Darimana akar kemunafikan ini? Salah satu analisis yang paling masuk
akal adalah kemunafikan yang lahir dari proses pendidikan di keluarga,
sebelum sistem-sistem lainnya menyentuh diri manusia. Orang tua
mengeluarkan ajaran yang berbeda, dengan apa yang sesungguhnya mereka
lakukan. Jurang antara apa yang dikatakan dengan apa yang dilakukan ini
ditiru oleh anak, dan setelah sekian lama akhirnya menjadi bagian dari
karakter dirinya.
Ayah berbicara tentang kesetian, sementara alat kelaminnya menjangkau
banyak perempuan. Ibu berbicara soal kejujuran, sementara setipa
bulannya, ia mencuri uang rumah tangga untuk kepentingan yang tak jelas.

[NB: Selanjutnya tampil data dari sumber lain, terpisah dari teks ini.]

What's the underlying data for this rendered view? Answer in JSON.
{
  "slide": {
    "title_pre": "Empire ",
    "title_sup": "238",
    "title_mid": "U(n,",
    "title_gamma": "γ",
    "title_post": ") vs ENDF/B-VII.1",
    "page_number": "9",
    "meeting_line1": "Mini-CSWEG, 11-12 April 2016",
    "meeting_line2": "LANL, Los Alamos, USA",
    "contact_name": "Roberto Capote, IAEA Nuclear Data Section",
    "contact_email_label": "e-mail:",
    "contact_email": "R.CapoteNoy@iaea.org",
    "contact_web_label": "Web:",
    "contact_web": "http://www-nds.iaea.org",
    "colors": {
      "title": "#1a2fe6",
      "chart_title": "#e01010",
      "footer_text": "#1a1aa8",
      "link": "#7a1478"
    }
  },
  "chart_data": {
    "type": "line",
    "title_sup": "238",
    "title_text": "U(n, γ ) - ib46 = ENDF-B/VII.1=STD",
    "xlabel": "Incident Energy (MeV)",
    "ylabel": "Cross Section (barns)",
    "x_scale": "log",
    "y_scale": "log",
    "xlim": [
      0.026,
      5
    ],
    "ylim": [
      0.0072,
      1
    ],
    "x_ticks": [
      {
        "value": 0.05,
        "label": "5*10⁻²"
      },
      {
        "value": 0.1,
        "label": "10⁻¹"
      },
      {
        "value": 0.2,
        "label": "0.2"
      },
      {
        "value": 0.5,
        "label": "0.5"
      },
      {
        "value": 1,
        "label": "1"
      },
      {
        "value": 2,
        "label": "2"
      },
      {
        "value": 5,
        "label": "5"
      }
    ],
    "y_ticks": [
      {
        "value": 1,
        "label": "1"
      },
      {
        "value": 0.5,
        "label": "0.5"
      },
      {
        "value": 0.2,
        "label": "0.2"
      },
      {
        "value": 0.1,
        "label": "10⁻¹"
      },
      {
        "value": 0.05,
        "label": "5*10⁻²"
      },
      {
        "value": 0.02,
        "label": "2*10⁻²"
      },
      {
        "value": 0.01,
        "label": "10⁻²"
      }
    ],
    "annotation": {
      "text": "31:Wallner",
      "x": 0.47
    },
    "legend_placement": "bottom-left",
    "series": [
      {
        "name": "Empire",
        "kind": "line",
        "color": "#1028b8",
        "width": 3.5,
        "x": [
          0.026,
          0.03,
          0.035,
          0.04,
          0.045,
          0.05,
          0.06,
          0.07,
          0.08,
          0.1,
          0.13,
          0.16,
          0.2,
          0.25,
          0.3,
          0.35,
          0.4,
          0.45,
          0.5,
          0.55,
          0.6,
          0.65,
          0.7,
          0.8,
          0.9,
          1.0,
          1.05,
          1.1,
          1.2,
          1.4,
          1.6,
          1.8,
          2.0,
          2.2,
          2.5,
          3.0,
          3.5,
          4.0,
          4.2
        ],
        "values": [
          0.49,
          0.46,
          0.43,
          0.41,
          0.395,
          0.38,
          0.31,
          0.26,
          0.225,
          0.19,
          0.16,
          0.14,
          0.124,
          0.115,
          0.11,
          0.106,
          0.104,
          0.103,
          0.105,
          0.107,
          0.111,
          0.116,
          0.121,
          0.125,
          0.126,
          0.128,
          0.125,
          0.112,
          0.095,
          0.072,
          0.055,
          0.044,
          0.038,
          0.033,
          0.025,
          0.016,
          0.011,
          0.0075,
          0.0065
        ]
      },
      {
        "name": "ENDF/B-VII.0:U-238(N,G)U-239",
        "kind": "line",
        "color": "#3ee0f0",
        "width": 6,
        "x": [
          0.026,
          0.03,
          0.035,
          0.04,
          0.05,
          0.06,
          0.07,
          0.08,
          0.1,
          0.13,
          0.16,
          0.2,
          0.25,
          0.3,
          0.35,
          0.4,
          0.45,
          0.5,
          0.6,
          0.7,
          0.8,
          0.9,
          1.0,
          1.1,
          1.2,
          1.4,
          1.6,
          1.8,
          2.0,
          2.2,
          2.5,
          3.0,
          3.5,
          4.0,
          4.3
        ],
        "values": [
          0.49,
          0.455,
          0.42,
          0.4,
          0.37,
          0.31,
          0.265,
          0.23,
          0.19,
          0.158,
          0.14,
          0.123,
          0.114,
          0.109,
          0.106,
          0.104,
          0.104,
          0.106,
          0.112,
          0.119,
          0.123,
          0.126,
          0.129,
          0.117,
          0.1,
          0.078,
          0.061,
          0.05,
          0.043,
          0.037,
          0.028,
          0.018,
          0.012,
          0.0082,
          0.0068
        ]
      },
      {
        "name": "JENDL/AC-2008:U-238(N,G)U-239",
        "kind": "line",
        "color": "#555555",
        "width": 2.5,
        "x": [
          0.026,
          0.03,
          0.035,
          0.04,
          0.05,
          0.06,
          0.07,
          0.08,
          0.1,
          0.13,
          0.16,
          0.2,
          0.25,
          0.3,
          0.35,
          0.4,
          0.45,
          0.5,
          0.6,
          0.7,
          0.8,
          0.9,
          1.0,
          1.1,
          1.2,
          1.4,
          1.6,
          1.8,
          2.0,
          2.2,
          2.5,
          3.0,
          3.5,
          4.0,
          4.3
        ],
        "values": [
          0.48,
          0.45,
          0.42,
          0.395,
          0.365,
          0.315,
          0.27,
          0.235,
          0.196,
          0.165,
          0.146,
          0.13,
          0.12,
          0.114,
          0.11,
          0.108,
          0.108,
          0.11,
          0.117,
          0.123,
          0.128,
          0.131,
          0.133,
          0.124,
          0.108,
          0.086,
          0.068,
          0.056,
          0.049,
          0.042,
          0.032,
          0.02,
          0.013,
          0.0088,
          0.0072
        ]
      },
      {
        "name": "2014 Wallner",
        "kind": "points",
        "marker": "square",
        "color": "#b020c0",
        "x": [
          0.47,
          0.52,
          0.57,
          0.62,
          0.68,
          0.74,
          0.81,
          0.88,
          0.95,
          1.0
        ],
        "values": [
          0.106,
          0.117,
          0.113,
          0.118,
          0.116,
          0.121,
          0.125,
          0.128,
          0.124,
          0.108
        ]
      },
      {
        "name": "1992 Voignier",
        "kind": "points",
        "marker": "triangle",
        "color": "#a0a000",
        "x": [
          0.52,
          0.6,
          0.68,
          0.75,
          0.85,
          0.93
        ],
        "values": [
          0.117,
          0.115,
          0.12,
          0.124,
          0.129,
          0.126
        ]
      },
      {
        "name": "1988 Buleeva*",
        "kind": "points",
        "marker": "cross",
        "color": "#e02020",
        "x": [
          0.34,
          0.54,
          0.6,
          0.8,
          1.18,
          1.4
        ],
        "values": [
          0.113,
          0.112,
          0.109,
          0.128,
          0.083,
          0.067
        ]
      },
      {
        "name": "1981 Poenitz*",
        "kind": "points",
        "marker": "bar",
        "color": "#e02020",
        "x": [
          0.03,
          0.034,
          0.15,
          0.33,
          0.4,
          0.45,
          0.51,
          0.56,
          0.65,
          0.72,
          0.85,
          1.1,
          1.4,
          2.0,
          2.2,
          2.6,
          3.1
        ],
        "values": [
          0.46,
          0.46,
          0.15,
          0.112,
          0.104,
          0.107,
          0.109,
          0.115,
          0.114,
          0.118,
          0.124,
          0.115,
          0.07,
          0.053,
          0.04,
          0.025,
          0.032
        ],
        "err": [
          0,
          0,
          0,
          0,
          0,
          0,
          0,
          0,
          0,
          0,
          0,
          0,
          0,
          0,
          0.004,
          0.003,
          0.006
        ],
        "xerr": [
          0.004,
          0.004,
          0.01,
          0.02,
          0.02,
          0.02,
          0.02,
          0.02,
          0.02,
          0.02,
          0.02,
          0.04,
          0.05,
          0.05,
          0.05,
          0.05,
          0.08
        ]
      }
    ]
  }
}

Orang tua berbicara tentang kerajinan, sementara seringkali, mereka
sendiri malas bekerja. Orang tua berkhotbah tentang pentingnya menaati
aturan, sementara mereka sendiri sering melanggar aturan dan hukum,
serta merugikan orang lain.
Akar dari kemunafikan adalah jurang yang terlalu besar antara kata
dan perbuatan, antara ajaran dan tindakan di lapangan, serta antara apa
yang “secara teoritis” menjadi tujuan bersama dan apa yang “secara
nyata” terjadi di dalam kehidupan sehari-hari. Jurang ini memang selalu
ada. Namun, dalam dan luasnya menentukan besarnya kemunafikan yang
terjadi. Bagaimana dengan anda? Seberapa jauh jarak yang anda punyai
antara apa yang ada katakan tentang diri anda, dan apa yang sesungguhnya terjadi secara nyata?
0 komentar:
APA YANG ANDA TERPIKIRKAN DI BENAK,DENGAN ARTIKEL DI ATAS INI...
TINGGALKAN KOMENTAR ANDA DI BAWAH INI.... !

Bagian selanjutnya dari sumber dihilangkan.